Im Zuge ihrer Einkommensteuererklärung für 2016 beantragte die Bf., die Teilabfindung nach § 37 Abs. 2 Z 2 iVm § 32 Abs. 1 Z 1 lit. a EStG  auf drei Jahre zu verteilen.

Das Finanzamt verweigerte im Einkommensteuerbescheid 2016 vom diese beantragte Verteilung mit der Begründung, dass eine derartige Verteilung nur möglich sei, wenn Pensionsansprüche zur Gänze abgefunden werden.

Gegen diesen Bescheid brachte die Bf. mit Schriftsatz vom  eine Beschwerde ein, in der ausführlich anhand der Gesetzesmaterialien und der bestehenden Judikatur dargelegt wurde, warum die Voraussetzungen für eine Aufteilung auch bei einer Teilabfindung gegeben seien. Zudem wurde die Entscheidung über die Beschwerde durch einen Senat beantragt.

In der Beschwerdevorentscheidung vom begründete das Finanzamt die Abweisung der Beschwerde im Wesentlichen damit, dass eine Abfindung nur dann als eine begünstigte Entschädigung iSd § 37 Abs. 2 Z 2 EStG 1988 iVm § 32 Abs. 1 Z 1 lit. a EStG 1988 für den Verlust eines Pensionsanspruches angesehen werden könne, wenn das Pensionsanwartschaftsrecht zur Gänze abgefunden wurde und somit für den Pensionsbezieher zur Gänze verloren ist. In dem dagegen eingebrachten Vorlageantrag vom verwies die Bf. auf ihr umfangreiches Beschwerdevorbringen.

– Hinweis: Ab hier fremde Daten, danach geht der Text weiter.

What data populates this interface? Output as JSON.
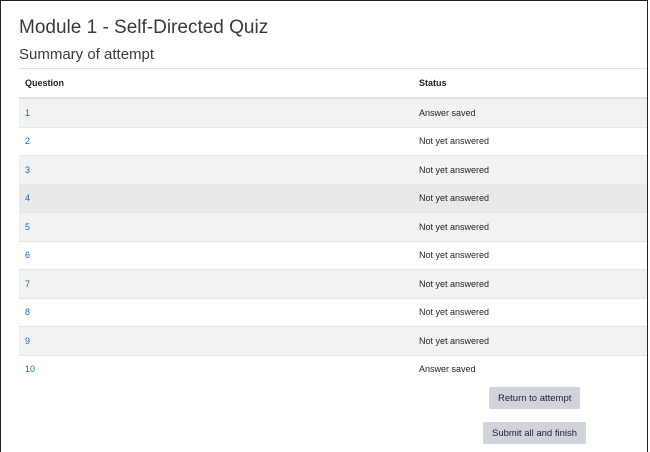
{
  "page": {
    "title": "Module 1 - Self-Directed Quiz",
    "subtitle": "Summary of attempt"
  },
  "table": {
    "headers": {
      "question": "Question",
      "status": "Status"
    },
    "rows": [
      {
        "question": "1",
        "status": "Answer saved"
      },
      {
        "question": "2",
        "status": "Not yet answered"
      },
      {
        "question": "3",
        "status": "Not yet answered"
      },
      {
        "question": "4",
        "status": "Not yet answered"
      },
      {
        "question": "5",
        "status": "Not yet answered"
      },
      {
        "question": "6",
        "status": "Not yet answered"
      },
      {
        "question": "7",
        "status": "Not yet answered"
      },
      {
        "question": "8",
        "status": "Not yet answered"
      },
      {
        "question": "9",
        "status": "Not yet answered"
      },
      {
        "question": "10",
        "status": "Answer saved"
      }
    ]
  },
  "buttons": {
    "return_label": "Return to attempt",
    "submit_label": "Submit all and finish"
  },
  "colors": {
    "link": "#0f6cbf",
    "button_bg": "#ced4da",
    "stripe": "#f2f2f2"
  }
}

Mit Vorlagebericht vom beantragte die belangte Behörde die Abweisung der Beschwerde als unbegründet, da eine Abfindung in Teilbeträgen nicht unter die Progressionsmilderung des § 37 Abs 2 Z 2 EStG 1988 falle, weil der Pensionsbezieher seines Pensionsanwartschaftsrechtes durch eine Teilabfindung nicht verlustig werde.

Mit Eingabe vom gab die Bf. bekannt, dass die von der B GmbH, Adr_2, durchgeführte versicherungsmathematische Berechnung der vollen Pensionsanwartschaft für 7 Jahre (mit 3% Abzinsung) einen Barwert von € 38.654,00 ergab.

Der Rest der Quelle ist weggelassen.